The Good Life Game-A Review

If you’re looking for a fun and wholesome game for all the family to enjoy, then look no further than The Good Life.

Using your own little wheelbarrow to navigate the board, each player moves around collecting fruit, vegetables and livestock with the winner being the one who fills both their garden and their allotment and is 100 per cent self sufficient at the end.

Like any good farm or small holding, the official currency is hay bales and my children were delighted at the cute little wooden chickens, pigs and bales.

Strong, cardboard tokens have to be pushed out of a card before the first game and they provide food like sweetcorn, strawberries and pumpkins for furthering your Good Life goals.

A bee hive, greenhouse wind turbine and allotment are all things which need to be collected.

The game definitely has an educational element to it which I really love. You feel like everyone can learn something from playing a game which, if you ask me, is the best way to learn.

The game is aimed at children aged seven plus but my boys are three and five and they both enjoyed playing. It encouraged numeracy and literacy although, because of their ages, I did have to read some of the instructions and questions out to them.

The Good Life is for two to four players and the farmer and I played it one evening together to much hilarity. Who knew we were so competitive.
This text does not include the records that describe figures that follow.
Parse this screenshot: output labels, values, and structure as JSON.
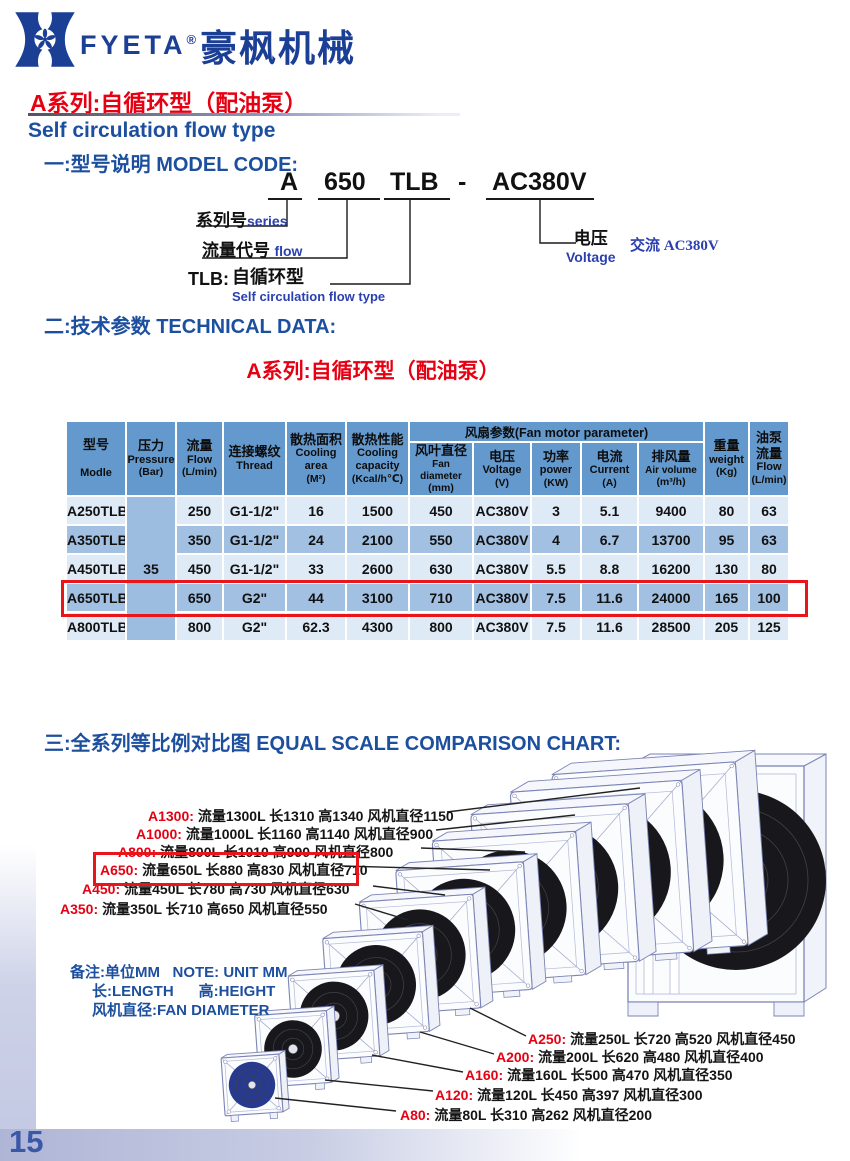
{
  "brand": {
    "logo_text": "FYETA",
    "reg_mark": "®",
    "brand_cn": "豪枫机械"
  },
  "header": {
    "series_title_cn": "A系列:自循环型（配油泵）",
    "series_title_en": "Self circulation flow type"
  },
  "sections": {
    "model_code_title": "一:型号说明 MODEL CODE:",
    "technical_title": "二:技术参数 TECHNICAL DATA:",
    "technical_subtitle": "A系列:自循环型（配油泵）",
    "comparison_title": "三:全系列等比例对比图 EQUAL SCALE COMPARISON CHART:"
  },
  "model_code": {
    "part_series": "A",
    "part_flow": "650",
    "part_type": "TLB",
    "separator": "-",
    "part_voltage": "AC380V",
    "series_label_cn": "系列号",
    "series_label_en": "series",
    "flow_label_cn": "流量代号",
    "flow_label_en": "flow",
    "type_prefix": "TLB:",
    "type_label_cn": "自循环型",
    "type_label_en": "Self circulation flow type",
    "voltage_label_cn": "电压",
    "voltage_label_en": "Voltage",
    "voltage_value": "交流 AC380V"
  },
  "table": {
    "group_header": "风扇参数(Fan motor parameter)",
    "columns": [
      {
        "cn": "型号",
        "en": "Modle",
        "unit": ""
      },
      {
        "cn": "压力",
        "en": "Pressure",
        "unit": "(Bar)"
      },
      {
        "cn": "流量",
        "en": "Flow",
        "unit": "(L/min)"
      },
      {
        "cn": "连接螺纹",
        "en": "Thread",
        "unit": ""
      },
      {
        "cn": "散热面积",
        "en": "Cooling area",
        "unit": "(M²)"
      },
      {
        "cn": "散热性能",
        "en": "Cooling capacity",
        "unit": "(Kcal/h℃)"
      },
      {
        "cn": "风叶直径",
        "en": "Fan diameter",
        "unit": "(mm)"
      },
      {
        "cn": "电压",
        "en": "Voltage",
        "unit": "(V)"
      },
      {
        "cn": "功率",
        "en": "power",
        "unit": "(KW)"
      },
      {
        "cn": "电流",
        "en": "Current",
        "unit": "(A)"
      },
      {
        "cn": "排风量",
        "en": "Air volume",
        "unit": "(m³/h)"
      },
      {
        "cn": "重量",
        "en": "weight",
        "unit": "(Kg)"
      },
      {
        "cn": "油泵",
        "cn2": "流量",
        "en": "Flow",
        "unit": "(L/min)"
      }
    ],
    "pressure_value": "35",
    "rows": [
      {
        "model": "A250TLB",
        "flow": "250",
        "thread": "G1-1/2\"",
        "area": "16",
        "capacity": "1500",
        "fan_dia": "450",
        "voltage": "AC380V",
        "power": "3",
        "current": "5.1",
        "air": "9400",
        "weight": "80",
        "pump_flow": "63"
      },
      {
        "model": "A350TLB",
        "flow": "350",
        "thread": "G1-1/2\"",
        "area": "24",
        "capacity": "2100",
        "fan_dia": "550",
        "voltage": "AC380V",
        "power": "4",
        "current": "6.7",
        "air": "13700",
        "weight": "95",
        "pump_flow": "63"
      },
      {
        "model": "A450TLB",
        "flow": "450",
        "thread": "G1-1/2\"",
        "area": "33",
        "capacity": "2600",
        "fan_dia": "630",
        "voltage": "AC380V",
        "power": "5.5",
        "current": "8.8",
        "air": "16200",
        "weight": "130",
        "pump_flow": "80"
      },
      {
        "model": "A650TLB",
        "flow": "650",
        "thread": "G2\"",
        "area": "44",
        "capacity": "3100",
        "fan_dia": "710",
        "voltage": "AC380V",
        "power": "7.5",
        "current": "11.6",
        "air": "24000",
        "weight": "165",
        "pump_flow": "100",
        "highlight": true
      },
      {
        "model": "A800TLB",
        "flow": "800",
        "thread": "G2\"",
        "area": "62.3",
        "capacity": "4300",
        "fan_dia": "800",
        "voltage": "AC380V",
        "power": "7.5",
        "current": "11.6",
        "air": "28500",
        "weight": "205",
        "pump_flow": "125"
      }
    ]
  },
  "chart": {
    "labels_left": [
      {
        "model": "A1300:",
        "spec": "流量1300L  长1310 高1340  风机直径1150"
      },
      {
        "model": "A1000:",
        "spec": "流量1000L  长1160 高1140  风机直径900"
      },
      {
        "model": "A800:",
        "spec": "流量800L  长1010 高990  风机直径800"
      },
      {
        "model": "A650:",
        "spec": "流量650L  长880 高830  风机直径710",
        "highlight": true
      },
      {
        "model": "A450:",
        "spec": "流量450L  长780 高730  风机直径630"
      },
      {
        "model": "A350:",
        "spec": "流量350L  长710 高650  风机直径550"
      }
    ],
    "labels_right": [
      {
        "model": "A250:",
        "spec": "流量250L  长720 高520  风机直径450"
      },
      {
        "model": "A200:",
        "spec": "流量200L  长620 高480   风机直径400"
      },
      {
        "model": "A160:",
        "spec": "流量160L  长500 高470   风机直径350"
      },
      {
        "model": "A120:",
        "spec": "流量120L  长450  高397   风机直径300"
      },
      {
        "model": "A80:",
        "spec": "流量80L  长310  高262   风机直径200"
      }
    ],
    "notes": [
      "备注:单位MM   NOTE: UNIT MM",
      "长:LENGTH      高:HEIGHT",
      "风机直径:FAN DIAMETER"
    ]
  },
  "footer": {
    "page_number": "15"
  }
}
The game itself is award winning, is recommended by The Good Toy Guide and Family & Education Awards and the review in the Sunday Times was amazing. They said: “Don’t encourage kids to become greedy bankers with Monopoly – keep them green with this Good Life game.”

Even Prince Charles has lent his support with a quote on the back of the box.

If you’ve ever wanted to go ‘self-sufficient or grow your own, the game is a great way of giving it a go without the commitment.

Farmers, smallholders and gardeners will all love to play. The Green Fingers cards turn up unexpected twists and turns and you must protect your chickens from foxes.

Crops and livestock are sold at the village fair, and it is really true to life with players aiming to avoid drought, bird flu and swine flu-as well as making sure none of your animals escape. 

I love playing board games with my children anyway but the fact that it is nature inspired and encourages things like growing food and looking after animals makes it right up our street.

As the children get older, I can see them playing for hours with The Good Life game. I just hope they still want me to play too.

*We were sent The Good Life Game for the purpose of this review but all opinions are my own.